Like other regions in the list, the current volume of stock in Prospect-Walkerville’s market is also low compared to the region’s total house stock, at 0.78 per cent.
InvestorKit noted that a 6 per cent year-on-year increase in supply coinciding with decline in sales volumes has led to a gentle recovery in inventory.
However, the market’s inventory remains at an extremely low level, which has resulted in a staggering 44 per cent annual growth in median house price to August.
Screws have also been tightening in the region’s rental market, with vacancy rates decreasing over the past 12 months and currently sitting at a crisis level of 0.6 per cent.
This downward trend in the available number of rental listings in the region has led to rental prices growing 11.1 per cent in a year.
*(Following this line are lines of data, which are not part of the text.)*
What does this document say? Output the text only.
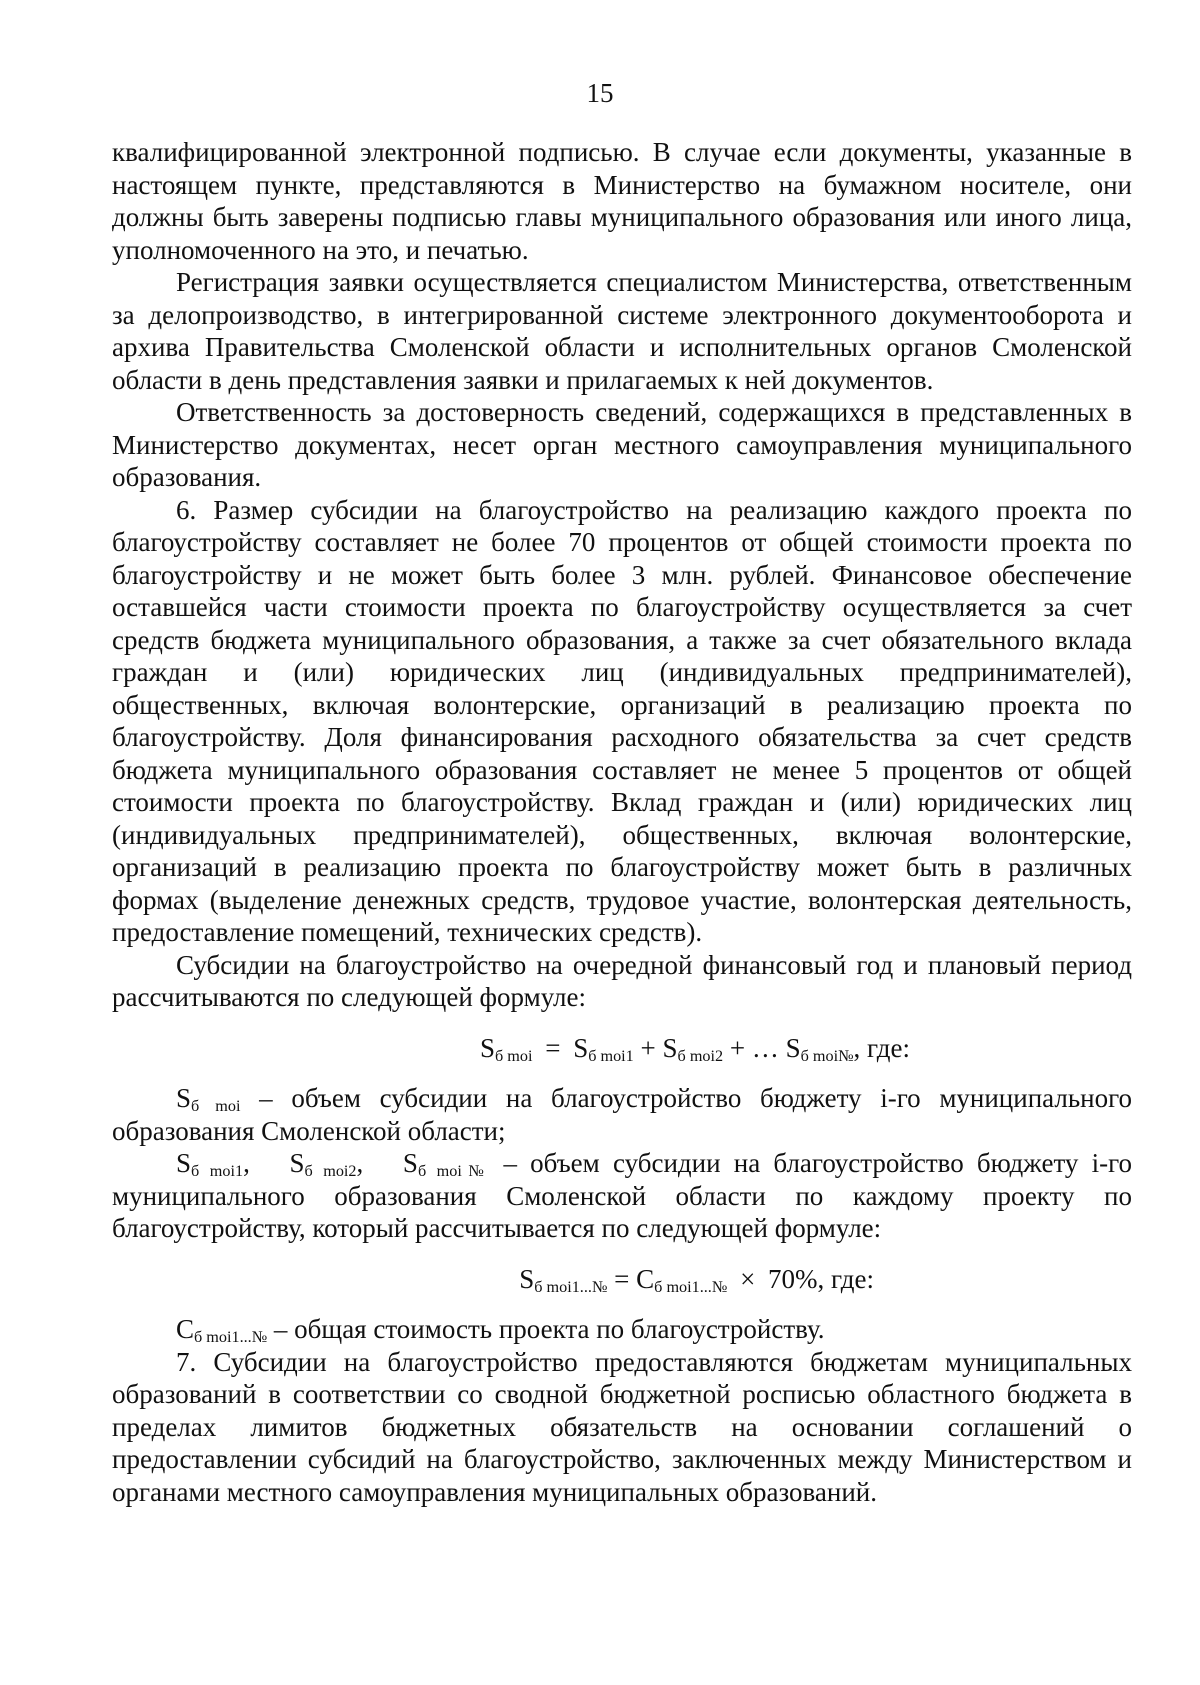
15

квалифицированной электронной подписью. В случае если документы, указанные в настоящем пункте, представляются в Министерство на бумажном носителе, они должны быть заверены подписью главы муниципального образования или иного лица, уполномоченного на это, и печатью.

Регистрация заявки осуществляется специалистом Министерства, ответственным за делопроизводство, в интегрированной системе электронного документооборота и архива Правительства Смоленской области и исполнительных органов Смоленской области в день представления заявки и прилагаемых к ней документов.

Ответственность за достоверность сведений, содержащихся в представленных в Министерство документах, несет орган местного самоуправления муниципального образования.

6. Размер субсидии на благоустройство на реализацию каждого проекта по благоустройству составляет не более 70 процентов от общей стоимости проекта по благоустройству и не может быть более 3 млн. рублей. Финансовое обеспечение оставшейся части стоимости проекта по благоустройству осуществляется за счет средств бюджета муниципального образования, а также за счет обязательного вклада граждан и (или) юридических лиц (индивидуальных предпринимателей), общественных, включая волонтерские, организаций в реализацию проекта по благоустройству. Доля финансирования расходного обязательства за счет средств бюджета муниципального образования составляет не менее 5 процентов от общей стоимости проекта по благоустройству. Вклад граждан и (или) юридических лиц (индивидуальных предпринимателей), общественных, включая волонтерские, организаций в реализацию проекта по благоустройству может быть в различных формах (выделение денежных средств, трудовое участие, волонтерская деятельность, предоставление помещений, технических средств).

Субсидии на благоустройство на очередной финансовый год и плановый период рассчитываются по следующей формуле:

$S_{б moi} = S_{б moi1} + S_{б moi2}$ + … $S_{б moi№}$, где:

$S_{б moi}$ – объем субсидии на благоустройство бюджету i-го муниципального образования Смоленской области;

$S_{б moi1}$, $S_{б moi2}$, $S_{б moi№}$ – объем субсидии на благоустройство бюджету i-го муниципального образования Смоленской области по каждому проекту по благоустройству, который рассчитывается по следующей формуле:

$S_{б moi1...№} = C_{б moi1...№} \times 70\%$, где:

$C_{б moi1...№}$ – общая стоимость проекта по благоустройству.

7. Субсидии на благоустройство предоставляются бюджетам муниципальных образований в соответствии со сводной бюджетной росписью областного бюджета в пределах лимитов бюджетных обязательств на основании соглашений о предоставлении субсидий на благоустройство, заключенных между Министерством и органами местного самоуправления муниципальных образований.
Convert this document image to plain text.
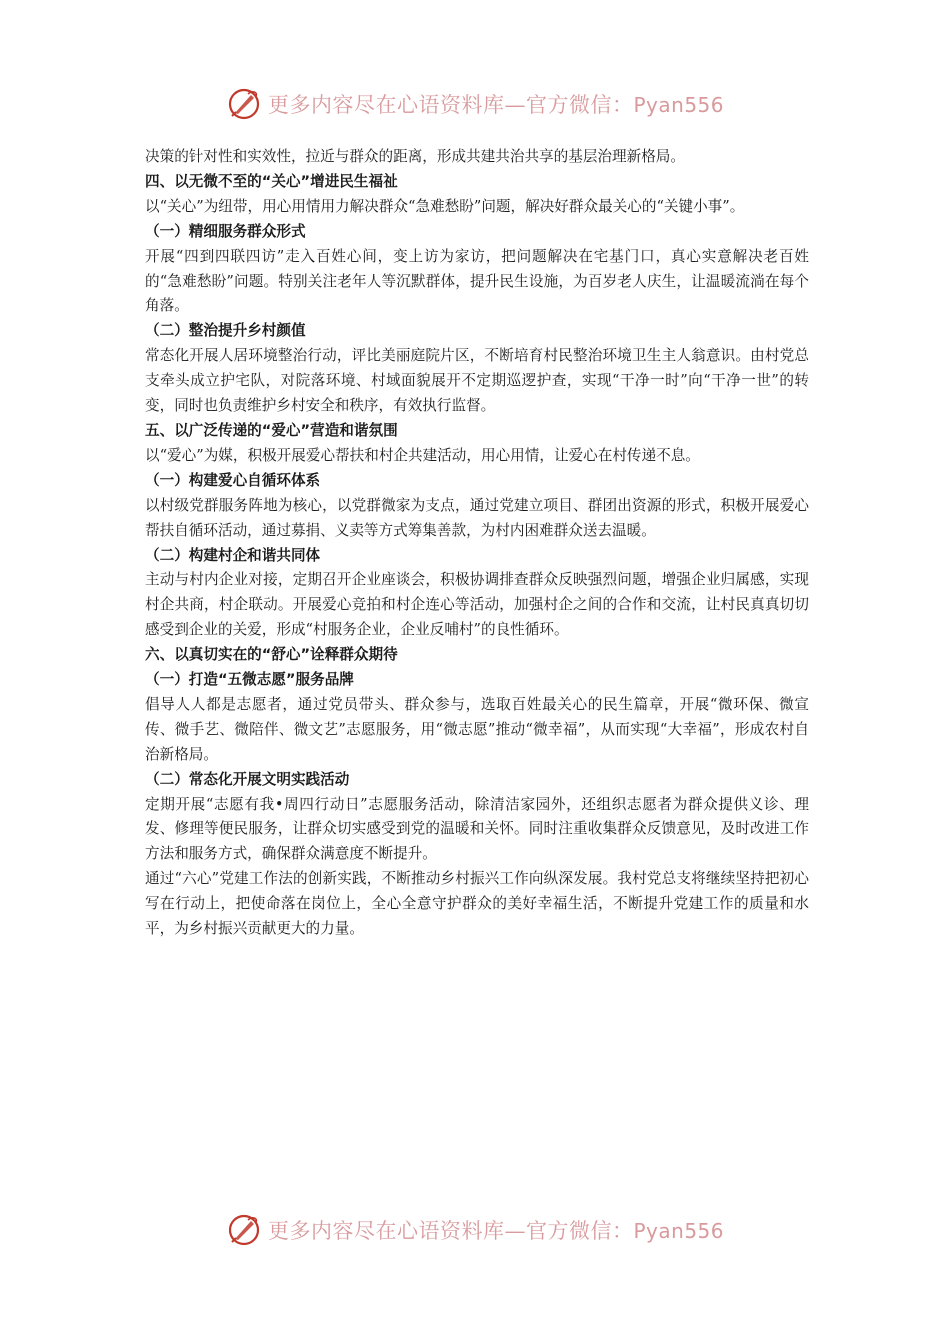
更多内容尽在心语资料库—官方微信：Pyan556

决策的针对性和实效性，拉近与群众的距离，形成共建共治共享的基层治理新格局。

四、以无微不至的“关心”增进民生福祉

以“关心”为纽带，用心用情用力解决群众“急难愁盼”问题，解决好群众最关心的“关键小事”。

（一）精细服务群众形式

开展“四到四联四访”走入百姓心间，变上访为家访，把问题解决在宅基门口，真心实意解决老百姓的“急难愁盼”问题。特别关注老年人等沉默群体，提升民生设施，为百岁老人庆生，让温暖流淌在每个角落。

（二）整治提升乡村颜值

常态化开展人居环境整治行动，评比美丽庭院片区，不断培育村民整治环境卫生主人翁意识。由村党总支牵头成立护宅队，对院落环境、村域面貌展开不定期巡逻护查，实现“干净一时”向“干净一世”的转变，同时也负责维护乡村安全和秩序，有效执行监督。

五、以广泛传递的“爱心”营造和谐氛围

以“爱心”为媒，积极开展爱心帮扶和村企共建活动，用心用情，让爱心在村传递不息。

（一）构建爱心自循环体系

以村级党群服务阵地为核心，以党群微家为支点，通过党建立项目、群团出资源的形式，积极开展爱心帮扶自循环活动，通过募捐、义卖等方式筹集善款，为村内困难群众送去温暖。

（二）构建村企和谐共同体

主动与村内企业对接，定期召开企业座谈会，积极协调排查群众反映强烈问题，增强企业归属感，实现村企共商，村企联动。开展爱心竞拍和村企连心等活动，加强村企之间的合作和交流，让村民真真切切感受到企业的关爱，形成“村服务企业，企业反哺村”的良性循环。

六、以真切实在的“舒心”诠释群众期待

（一）打造“五微志愿”服务品牌

倡导人人都是志愿者，通过党员带头、群众参与，选取百姓最关心的民生篇章，开展“微环保、微宣传、微手艺、微陪伴、微文艺”志愿服务，用“微志愿”推动“微幸福”，从而实现“大幸福”，形成农村自治新格局。

（二）常态化开展文明实践活动

定期开展“志愿有我•周四行动日”志愿服务活动，除清洁家园外，还组织志愿者为群众提供义诊、理发、修理等便民服务，让群众切实感受到党的温暖和关怀。同时注重收集群众反馈意见，及时改进工作方法和服务方式，确保群众满意度不断提升。

通过“六心”党建工作法的创新实践，不断推动乡村振兴工作向纵深发展。我村党总支将继续坚持把初心写在行动上，把使命落在岗位上，全心全意守护群众的美好幸福生活，不断提升党建工作的质量和水平，为乡村振兴贡献更大的力量。

更多内容尽在心语资料库—官方微信：Pyan556
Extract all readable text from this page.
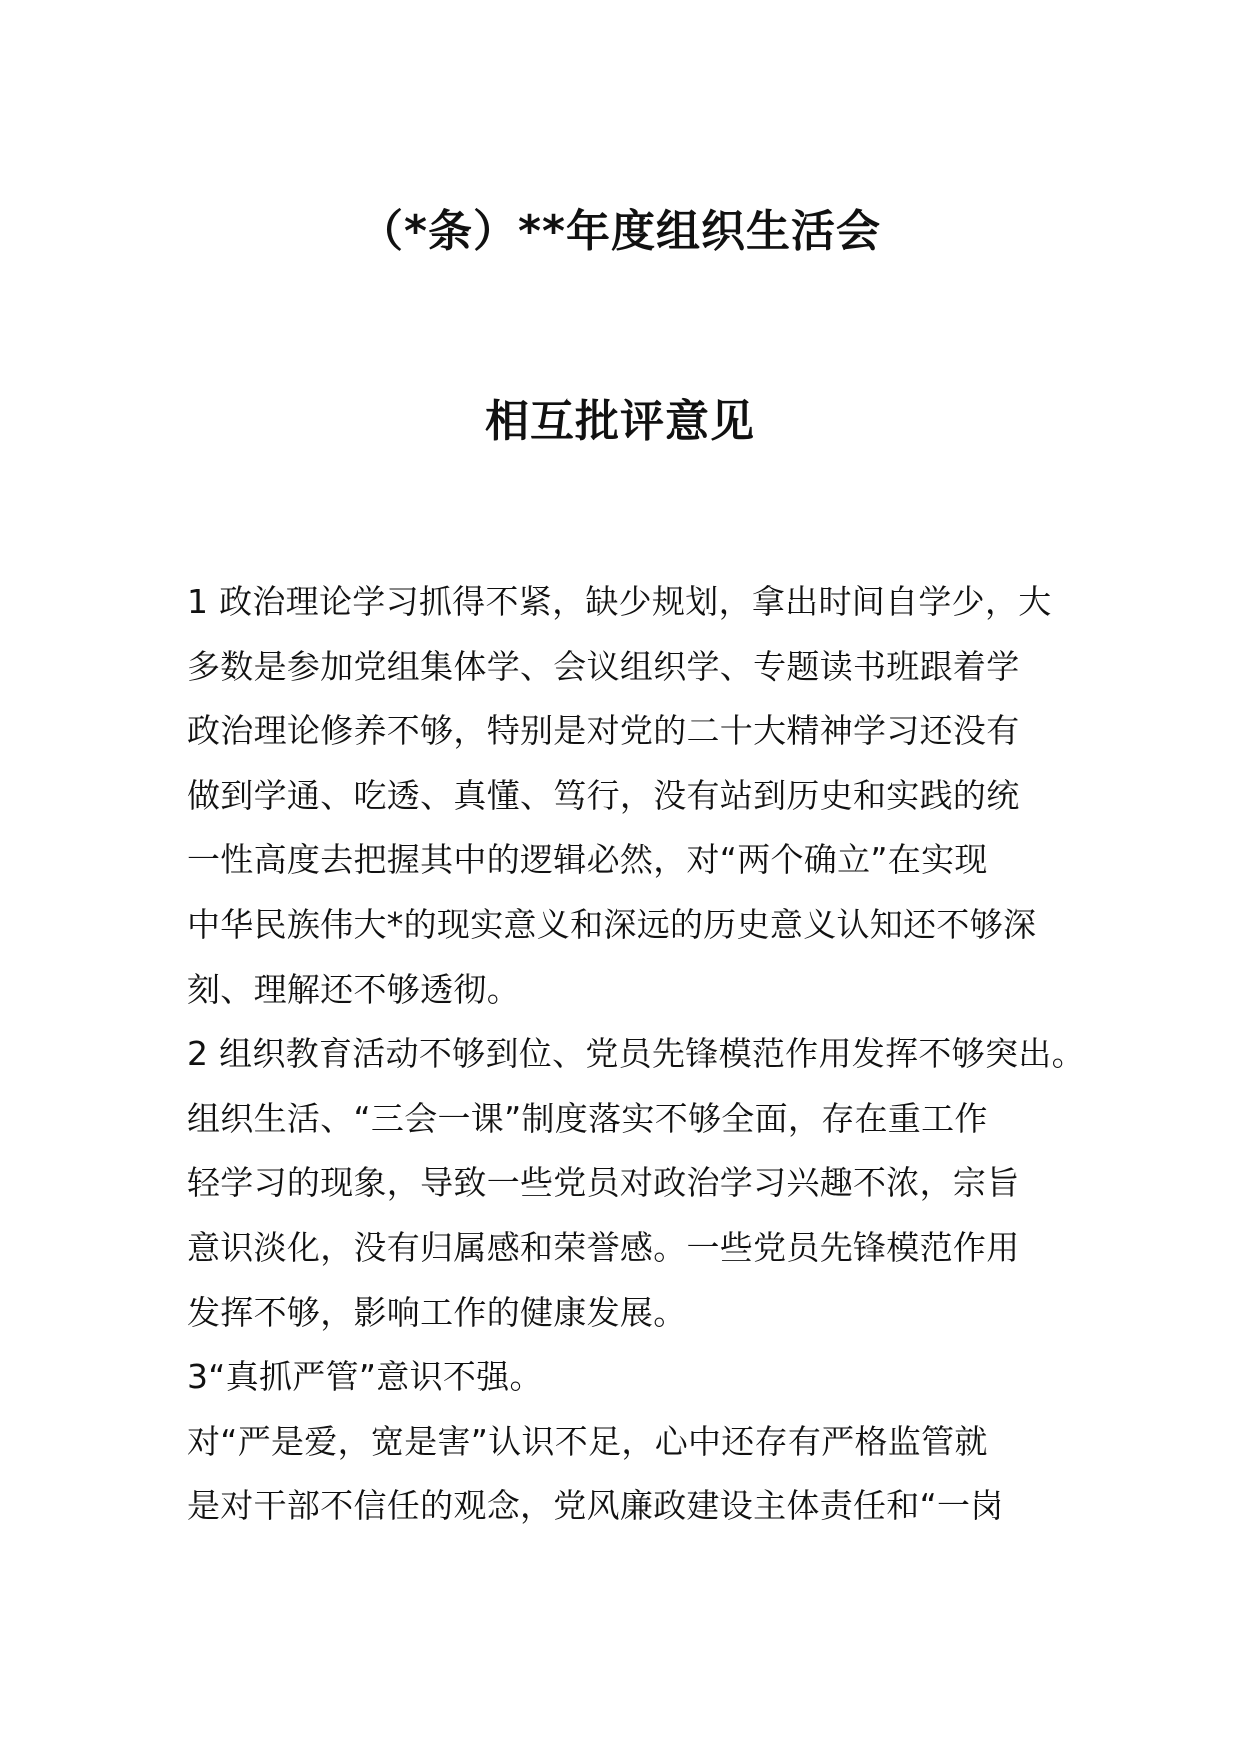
（*条）**年度组织生活会
相互批评意见
1 政治理论学习抓得不紧，缺少规划，拿出时间自学少，大
多数是参加党组集体学、会议组织学、专题读书班跟着学
政治理论修养不够，特别是对党的二十大精神学习还没有
做到学通、吃透、真懂、笃行，没有站到历史和实践的统
一性高度去把握其中的逻辑必然，对“两个确立”在实现
中华民族伟大*的现实意义和深远的历史意义认知还不够深
刻、理解还不够透彻。
2 组织教育活动不够到位、党员先锋模范作用发挥不够突出。
组织生活、“三会一课”制度落实不够全面，存在重工作
轻学习的现象，导致一些党员对政治学习兴趣不浓，宗旨
意识淡化，没有归属感和荣誉感。一些党员先锋模范作用
发挥不够，影响工作的健康发展。
3“真抓严管”意识不强。
对“严是爱，宽是害”认识不足，心中还存有严格监管就
是对干部不信任的观念，党风廉政建设主体责任和“一岗
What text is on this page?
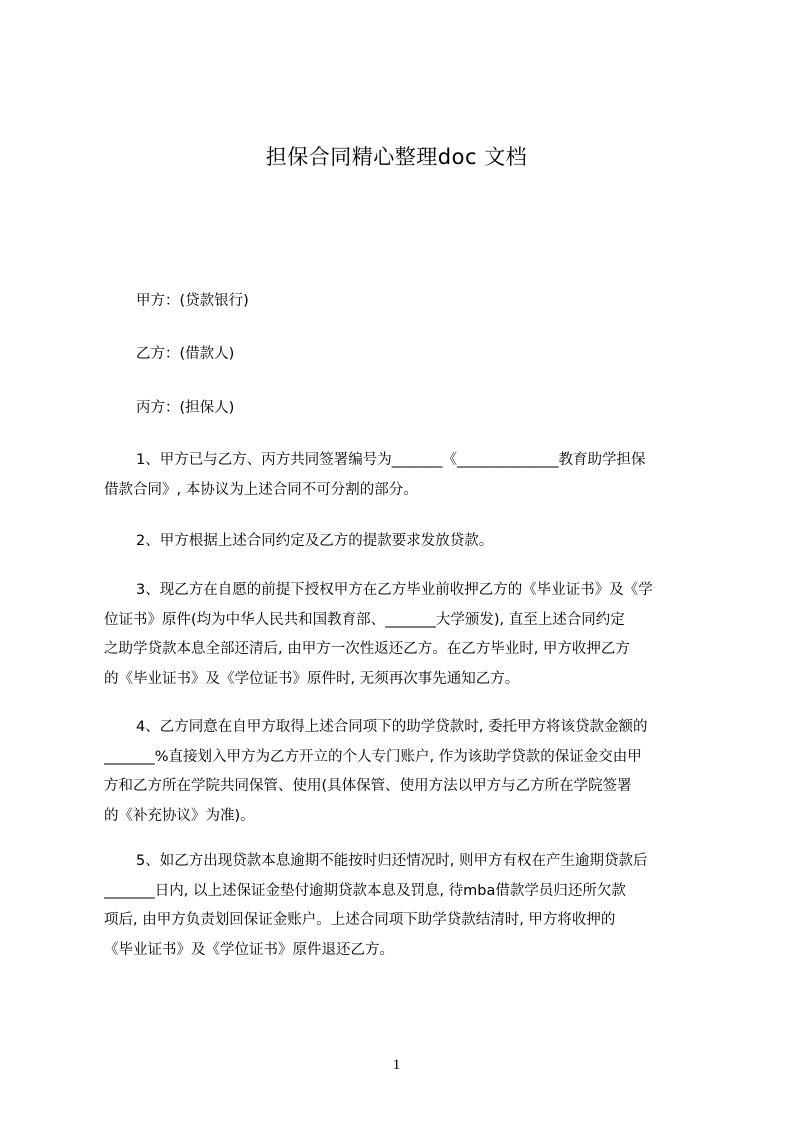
担保合同精心整理doc 文档
甲方：(贷款银行)
乙方：(借款人)
丙方：(担保人)
1、甲方已与乙方、丙方共同签署编号为_______《______________教育助学担保
借款合同》, 本协议为上述合同不可分割的部分。
2、甲方根据上述合同约定及乙方的提款要求发放贷款。
3、现乙方在自愿的前提下授权甲方在乙方毕业前收押乙方的《毕业证书》及《学
位证书》原件(均为中华人民共和国教育部、_______大学颁发), 直至上述合同约定
之助学贷款本息全部还清后, 由甲方一次性返还乙方。在乙方毕业时, 甲方收押乙方
的《毕业证书》及《学位证书》原件时, 无须再次事先通知乙方。
4、乙方同意在自甲方取得上述合同项下的助学贷款时, 委托甲方将该贷款金额的
_______%直接划入甲方为乙方开立的个人专门账户, 作为该助学贷款的保证金交由甲
方和乙方所在学院共同保管、使用(具体保管、使用方法以甲方与乙方所在学院签署
的《补充协议》为准)。
5、如乙方出现贷款本息逾期不能按时归还情况时, 则甲方有权在产生逾期贷款后
_______日内, 以上述保证金垫付逾期贷款本息及罚息, 待mba借款学员归还所欠款
项后, 由甲方负责划回保证金账户。上述合同项下助学贷款结清时, 甲方将收押的
《毕业证书》及《学位证书》原件退还乙方。
1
10. Charles Sturt, South Australia (SSS: 4.3 out of 5)
Data showed that Charles Sturt’s population has risen by 10 per cent in the nine years to 2021, while the total number of for-sale listings decreased by 40.2 per cent over the same period.
With around 600 new building approvals this year — representing 1.92 per cent of all houses — InvestorKit highlighted that the housing supply in the region remains inadequate to answer the demand in the market.
On top of this, the current volume of listings on the market is only 0.84 per cent of the region’s total house stock.
InvestorKit highlighted that inventory in the region has begun trending upward since mid-2022, as listings increased and sales decreased.
However, the recovery in stock has been glacial, resulting in inventory remaining at a low level. This has resulted in a 19.3 per cent annual growth in house prices to August.
In the rental market, vacancy rates have declined to a crisis level of 0.3 per cent, leading to 12.8 per cent rental price growth in a year.
11. Onkaparinga, South Australia (SSS: 4.3 out of 5)
Located on the southern fringe of Adelaide, Onkaparinga has seen a steady increase of 6.5 per cent of its total population over the past decade. However, supply was unable to catch up with this increase in demand, with the number of for-sale listings trending down during the same period.
Supply conditions have not improved in current times, as the present volume of stock on market is low compared to the region’s total house stock, at 0.64 per cent.
While InvestorKit observed an easing in market pressure as demand slowed down and supply level was lifted, it noted that the region’s total stock remains at “a fairly low level”. This has led to a 23.7 per cent annual price growth to August this year.
In the rental market, vacancy rates are at a crisis level of 0.2 per cent, which has led to a 17.3 per cent growth in rental prices within a year.